Puede entonces el cristiano decir con toda verdad: «salí del trato y operación humana mía a operación y trato de Dios» (2Noche 4,2). «Lo cual no es otra cosa sino alumbrarle [Dios] el entendimiento con la lumbre sobrenatural, de manera que de entendimiento humano se haga divino, unido con el divino. Y, ni más ni menos, informarle la voluntad de amor divino, de manera que no sea voluntad menos que divina, no amando menos que divinamente, hecha y unida en uno con la divina voluntad y amor. Y la memoria, ni más ni menos. Y también las afecciones y apetitos, todos mudados y vueltos según Dios, divinamente. Y así, esta alma será ya alma del cielo celestial y más divina que humana» (13,11). Todo «por obra del Espíritu Santo», gracias a sus maravillosos dones. (+P. Royo Marín, OP: Teología de la perfección cristiana n. 131).
–Navegar a remo o a vela
A Juan de Santo Tomás, OP (1589-1644), nacido en Portugal, formado en Atocha (Madrid) como dominico, profesor en Alcalá, confesor de Felipe IV– le debemos un muy apreciado comentario a la doctrina de Santo Tomás sobre los dones del Espíritu Santo (STh I-II,68). Su tratado de los dones forma parte del Cursus theologicus, que fue publicado después de su muerte. En este escrito expone una imagen muy elocuente para expresar la diversa operación de las virtudes y de los dones, que ha entrado en la tradición teológica:
En los dones del Espíritu Santo, «esta ilustración interior y gusto experimental de las cosas divinas y de los misterios de la fe enciende el afecto para lograr el fin de las virtudes de un modo superior al de las mismas virtudes ordinarias.

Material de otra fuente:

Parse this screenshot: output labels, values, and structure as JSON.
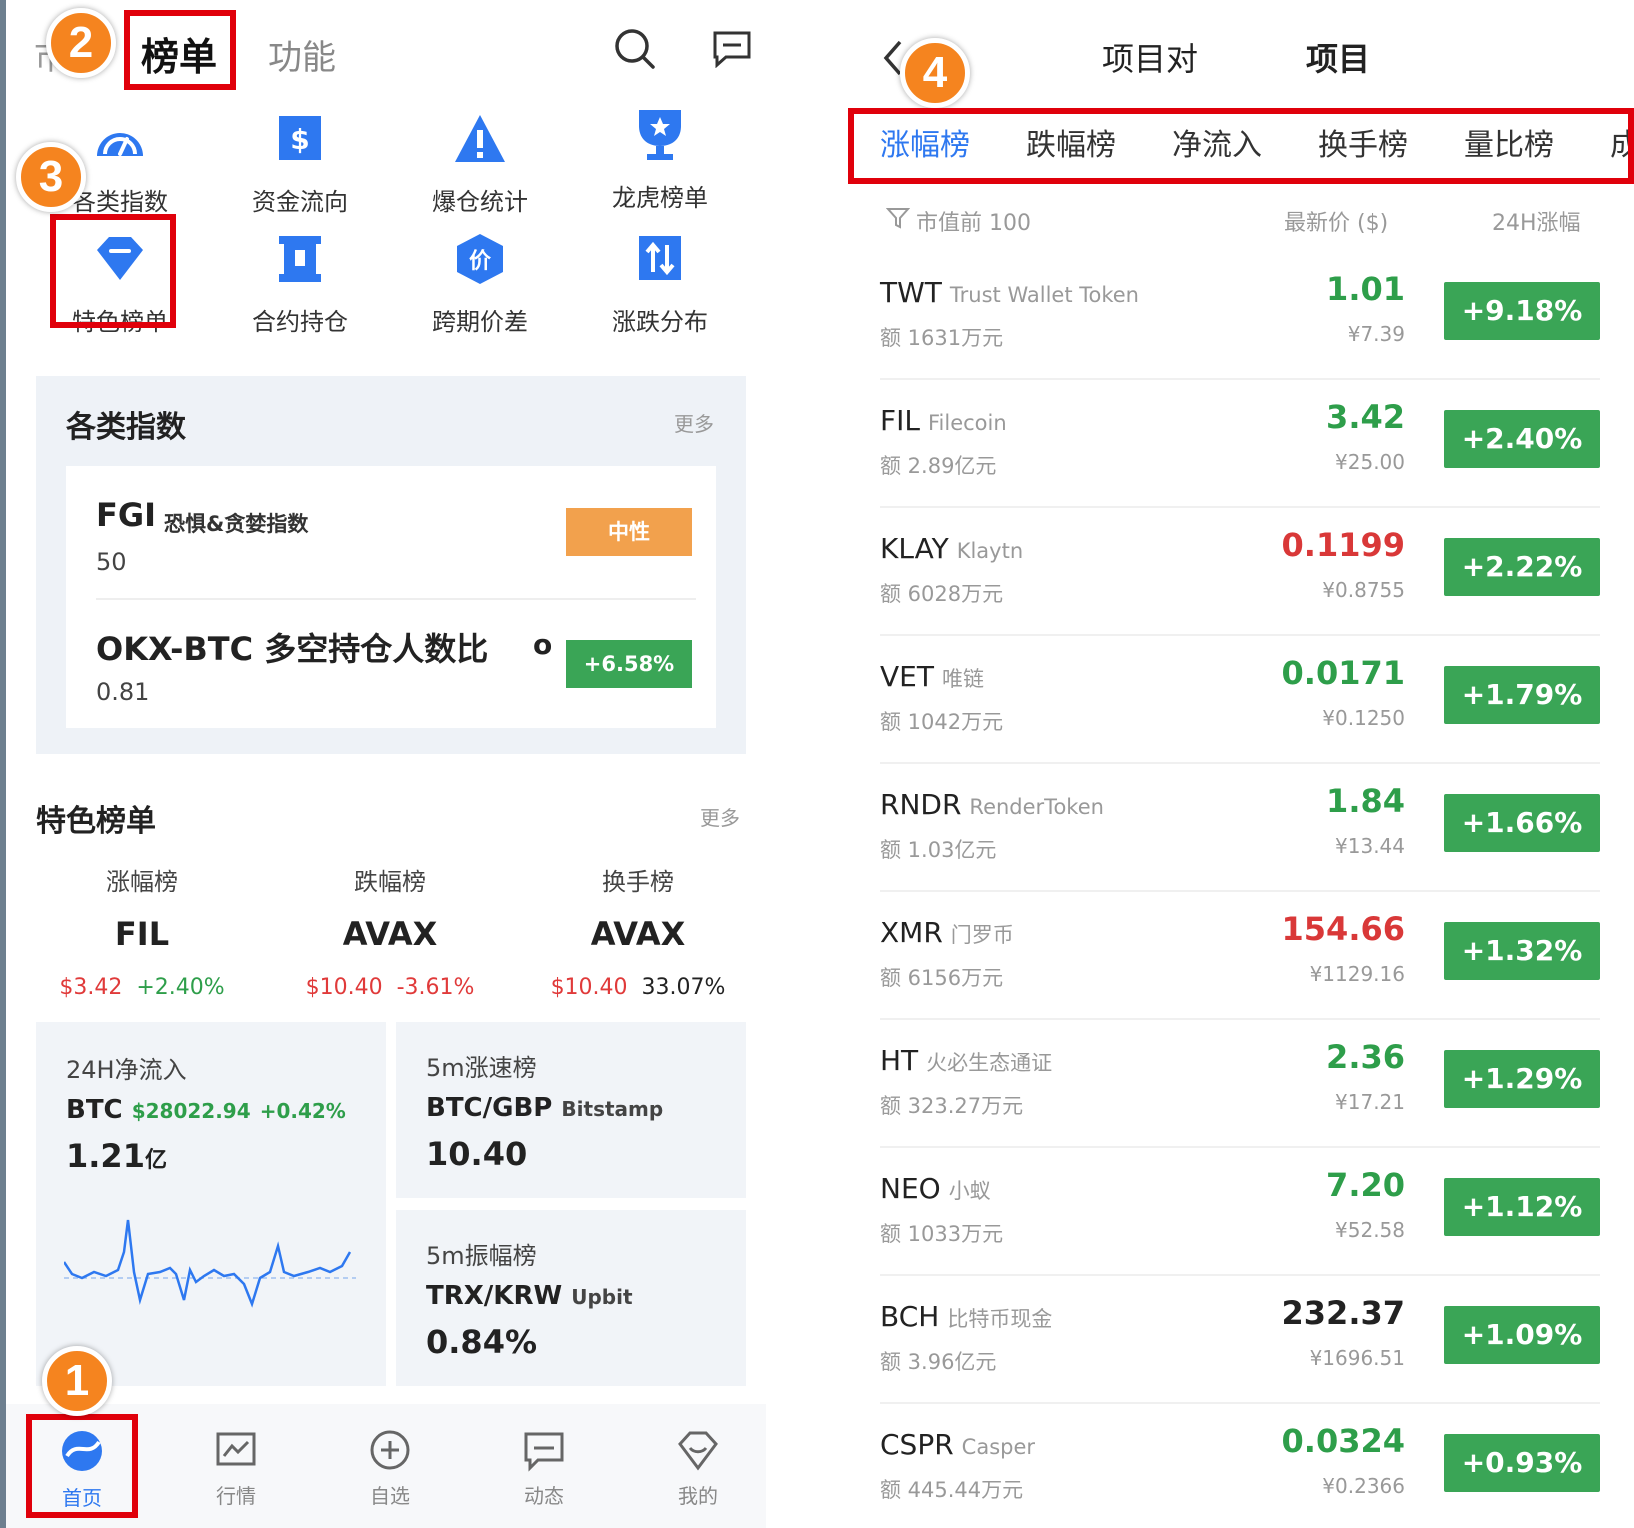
{
  "left": {
    "top_tabs": {
      "partial": "市",
      "rank": "榜单",
      "functions": "功能"
    },
    "functions": [
      {
        "label": "各类指数",
        "icon": "gauge-icon"
      },
      {
        "label": "资金流向",
        "icon": "dollar-icon"
      },
      {
        "label": "爆仓统计",
        "icon": "warning-icon"
      },
      {
        "label": "龙虎榜单",
        "icon": "trophy-icon"
      },
      {
        "label": "特色榜单",
        "icon": "diamond-icon"
      },
      {
        "label": "合约持仓",
        "icon": "contract-icon"
      },
      {
        "label": "跨期价差",
        "icon": "price-icon"
      },
      {
        "label": "涨跌分布",
        "icon": "updown-icon"
      }
    ],
    "index_section": {
      "title": "各类指数",
      "more": "更多",
      "fgi": {
        "code": "FGI",
        "name": "恐惧&贪婪指数",
        "value": "50",
        "badge": "中性",
        "badge_color": "#f2a14d"
      },
      "okx": {
        "name": "OKX-BTC 多空持仓人数比",
        "suffix": "o",
        "value": "0.81",
        "badge": "+6.58%",
        "badge_color": "#3aa556"
      }
    },
    "feature_section": {
      "title": "特色榜单",
      "more": "更多",
      "columns": [
        {
          "cat": "涨幅榜",
          "sym": "FIL",
          "price": "$3.42",
          "change": "+2.40%"
        },
        {
          "cat": "跌幅榜",
          "sym": "AVAX",
          "price": "$10.40",
          "change": "-3.61%"
        },
        {
          "cat": "换手榜",
          "sym": "AVAX",
          "price": "$10.40",
          "change": "33.07%"
        }
      ]
    },
    "cards": {
      "netflow": {
        "title": "24H净流入",
        "sym": "BTC",
        "price": "$28022.94",
        "change": "+0.42%",
        "value": "1.21",
        "unit": "亿"
      },
      "speed": {
        "title": "5m涨速榜",
        "pair": "BTC/GBP",
        "exchange": "Bitstamp",
        "value": "10.40"
      },
      "amp": {
        "title": "5m振幅榜",
        "pair": "TRX/KRW",
        "exchange": "Upbit",
        "value": "0.84%"
      }
    },
    "nav": [
      {
        "label": "首页",
        "icon": "home-icon"
      },
      {
        "label": "行情",
        "icon": "chart-icon"
      },
      {
        "label": "自选",
        "icon": "add-icon"
      },
      {
        "label": "动态",
        "icon": "message-icon"
      },
      {
        "label": "我的",
        "icon": "profile-icon"
      }
    ],
    "badges": [
      "1",
      "2",
      "3"
    ]
  },
  "right": {
    "header": {
      "tab1": "项目对",
      "tab2": "项目",
      "badge": "4"
    },
    "categories": [
      "涨幅榜",
      "跌幅榜",
      "净流入",
      "换手榜",
      "量比榜",
      "成"
    ],
    "filter": "市值前 100",
    "col_price": "最新价 ($)",
    "col_change": "24H涨幅",
    "rows": [
      {
        "sym": "TWT",
        "name": "Trust Wallet Token",
        "vol": "额 1631万元",
        "price": "1.01",
        "price_color": "green",
        "cny": "¥7.39",
        "change": "+9.18%"
      },
      {
        "sym": "FIL",
        "name": "Filecoin",
        "vol": "额 2.89亿元",
        "price": "3.42",
        "price_color": "green",
        "cny": "¥25.00",
        "change": "+2.40%"
      },
      {
        "sym": "KLAY",
        "name": "Klaytn",
        "vol": "额 6028万元",
        "price": "0.1199",
        "price_color": "red",
        "cny": "¥0.8755",
        "change": "+2.22%"
      },
      {
        "sym": "VET",
        "name": "唯链",
        "vol": "额 1042万元",
        "price": "0.0171",
        "price_color": "green",
        "cny": "¥0.1250",
        "change": "+1.79%"
      },
      {
        "sym": "RNDR",
        "name": "RenderToken",
        "vol": "额 1.03亿元",
        "price": "1.84",
        "price_color": "green",
        "cny": "¥13.44",
        "change": "+1.66%"
      },
      {
        "sym": "XMR",
        "name": "门罗币",
        "vol": "额 6156万元",
        "price": "154.66",
        "price_color": "red",
        "cny": "¥1129.16",
        "change": "+1.32%"
      },
      {
        "sym": "HT",
        "name": "火必生态通证",
        "vol": "额 323.27万元",
        "price": "2.36",
        "price_color": "green",
        "cny": "¥17.21",
        "change": "+1.29%"
      },
      {
        "sym": "NEO",
        "name": "小蚁",
        "vol": "额 1033万元",
        "price": "7.20",
        "price_color": "green",
        "cny": "¥52.58",
        "change": "+1.12%"
      },
      {
        "sym": "BCH",
        "name": "比特币现金",
        "vol": "额 3.96亿元",
        "price": "232.37",
        "price_color": "dark",
        "cny": "¥1696.51",
        "change": "+1.09%"
      },
      {
        "sym": "CSPR",
        "name": "Casper",
        "vol": "额 445.44万元",
        "price": "0.0324",
        "price_color": "green",
        "cny": "¥0.2366",
        "change": "+0.93%"
      }
    ]
  }
}
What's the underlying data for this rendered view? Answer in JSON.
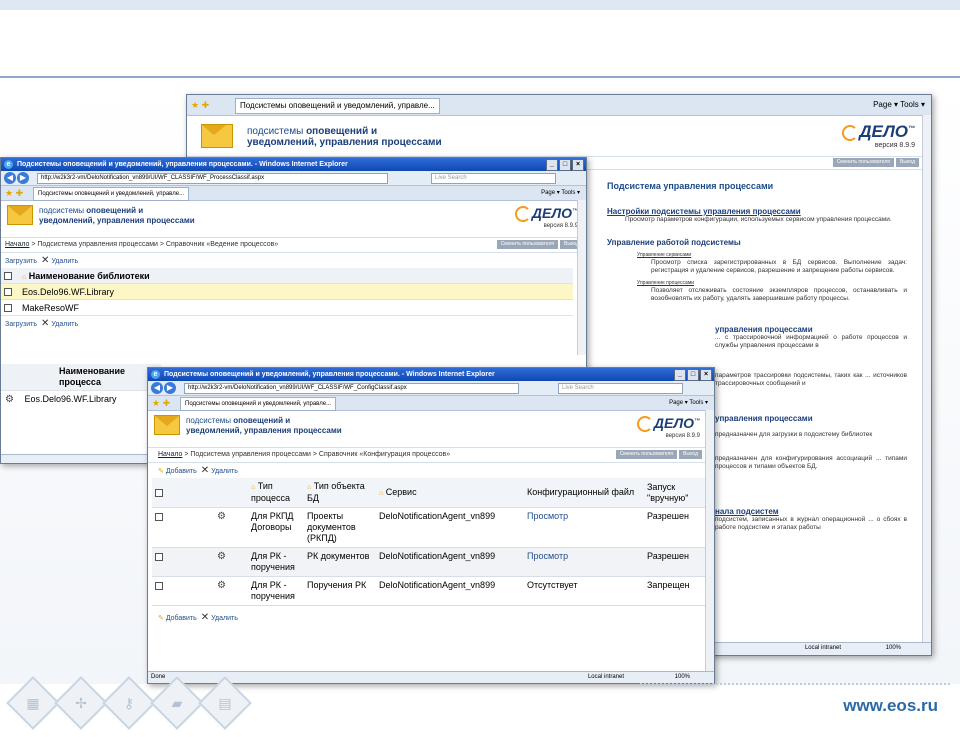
{
  "slide": {
    "footer_url": "www.eos.ru",
    "decor_icons": [
      "table-icon",
      "network-icon",
      "key-icon",
      "folder-icon",
      "document-icon"
    ]
  },
  "colors": {
    "accent": "#1c3e78",
    "ie_title": "#0f48b3",
    "logo_orange": "#f59a1b",
    "footer_url": "#2b6aa5"
  },
  "app": {
    "title_line1": "подсистемы",
    "title_line1_bold": "оповещений и",
    "title_line2": "уведомлений, управления процессами",
    "logo": "ДЕЛО",
    "tm": "™",
    "version": "версия 8.9.9",
    "change_user": "Сменить пользователя",
    "exit": "Выход"
  },
  "back_window": {
    "tab": "Подсистемы оповещений и уведомлений, управле...",
    "tools": "Page ▾  Tools ▾",
    "section_title": "Подсистема управления процессами",
    "items": [
      {
        "title": "Настройки подсистемы управления процессами",
        "text": "Просмотр параметров конфигурации, используемых сервисом управления процессами."
      },
      {
        "title": "Управление работой подсистемы",
        "sub": [
          {
            "label": "Управление сервисами",
            "text": "Просмотр списка зарегистрированных в БД сервисов. Выполнение задач: регистрация и удаление сервисов, разрешение и запрещение работы сервисов."
          },
          {
            "label": "Управление процессами",
            "text": "Позволяет отслеживать состояние экземпляров процессов, останавливать и возобновлять их работу, удалять завершившие работу процессы."
          }
        ]
      },
      {
        "title": "управления процессами",
        "text": "... с трассировочной информацией о работе процессов и службы управления процессами в"
      },
      {
        "title": "",
        "text": "параметров трассировки подсистемы, таких как ... источников трассировочных сообщений и"
      },
      {
        "title": "управления процессами",
        "text": "предназначен для загрузки в подсистему библиотек"
      },
      {
        "title": "",
        "text": "предназначен для конфигурирования ассоциаций ... типами процессов и типами объектов БД."
      },
      {
        "title": "нала подсистем",
        "text": "подсистем, записанных в журнал операционной ... о сбоях в работе подсистем и этапах работы"
      }
    ],
    "status_zone": "Local intranet",
    "status_zoom": "100%"
  },
  "mid_window": {
    "title": "Подсистемы оповещений и уведомлений, управления процессами. - Windows Internet Explorer",
    "url": "http://w2k3r2-vm/DeloNotification_vn899/UI/WF_CLASSIF/WF_ProcessClassif.aspx",
    "search_placeholder": "Live Search",
    "tab": "Подсистемы оповещений и уведомлений, управле...",
    "tools": "Page ▾  Tools ▾",
    "breadcrumb_home": "Начало",
    "breadcrumb_rest": " > Подсистема управления процессами > Справочник «Ведение процессов»",
    "upload": "Загрузить",
    "delete": "Удалить",
    "col_name": "Наименование библиотеки",
    "rows": [
      "Eos.Delo96.WF.Library",
      "MakeResoWF"
    ],
    "col_process": "Наименование процесса",
    "process_rows": [
      "Eos.Delo96.WF.Library"
    ]
  },
  "front_window": {
    "title": "Подсистемы оповещений и уведомлений, управления процессами. - Windows Internet Explorer",
    "url": "http://w2k3r2-vm/DeloNotification_vn899/UI/WF_CLASSIF/WF_ConfigClassif.aspx",
    "search_placeholder": "Live Search",
    "tab": "Подсистемы оповещений и уведомлений, управле...",
    "tools": "Page ▾  Tools ▾",
    "breadcrumb_home": "Начало",
    "breadcrumb_rest": " > Подсистема управления процессами > Справочник «Конфигурация процессов»",
    "add": "Добавить",
    "delete": "Удалить",
    "headers": [
      "Тип процесса",
      "Тип объекта БД",
      "Сервис",
      "Конфигурационный файл",
      "Запуск \"вручную\""
    ],
    "rows": [
      {
        "type": "Для РКПД Договоры",
        "object": "Проекты документов (РКПД)",
        "service": "DeloNotificationAgent_vn899",
        "file": "Просмотр",
        "manual": "Разрешен"
      },
      {
        "type": "Для РК - поручения",
        "object": "РК документов",
        "service": "DeloNotificationAgent_vn899",
        "file": "Просмотр",
        "manual": "Разрешен"
      },
      {
        "type": "Для РК - поручения",
        "object": "Поручения РК",
        "service": "DeloNotificationAgent_vn899",
        "file": "Отсутствует",
        "manual": "Запрещен"
      }
    ],
    "status_done": "Done",
    "status_zone": "Local intranet",
    "status_zoom": "100%"
  }
}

Se sigue entonces una ordenación y norma superior, que es el mismo instinto del Espíritu Santo. Ella nos ordena al fin de la vida sobrenatural, causando una moralidad específicamente diversa a la producida por nuestra norma humana o racional, apoyada en nuestro propio esfuerzo y trabajo, como es distinto el modo con que avanza una nave por el esfuerzo de los remeros que cuando el viento hincha sus velas y la empuja por encima de las olas, aunque en ambos casos se encamine hacia el mismo término. “El Señor vio a sus discípulos remar con gran fatiga” (Mc 6,48). Porque se avanza con gran trabajo en el camino de Dios cuando uno es conducido solamente por el esfuerzo y habilidad propios, mediante las virtudes ordinarias. Mas cuando el Espíritu Santo llena interiormente la inteligencia y conduce por su norma, entonces se corre sin trabajo, se dilata el corazón como las velas que se hinchan al soplar el viento. Por eso dice el salmo: “correré por el camino de tus mandatos, cuando me ensanches el corazón” (118,32); y “tu Espíritu, que es bueno, me guíe por tierra llana” (142,10)» (Naturaleza de los dones n.29; p. 166-167).
Ven, Espíritu divino, manda tu luz desde el cielo; don, en tus dones espléndido, luz que penetras las almas, fuente del mayor consuelo. Concede tus siete dones, y danos tu gozo eterno.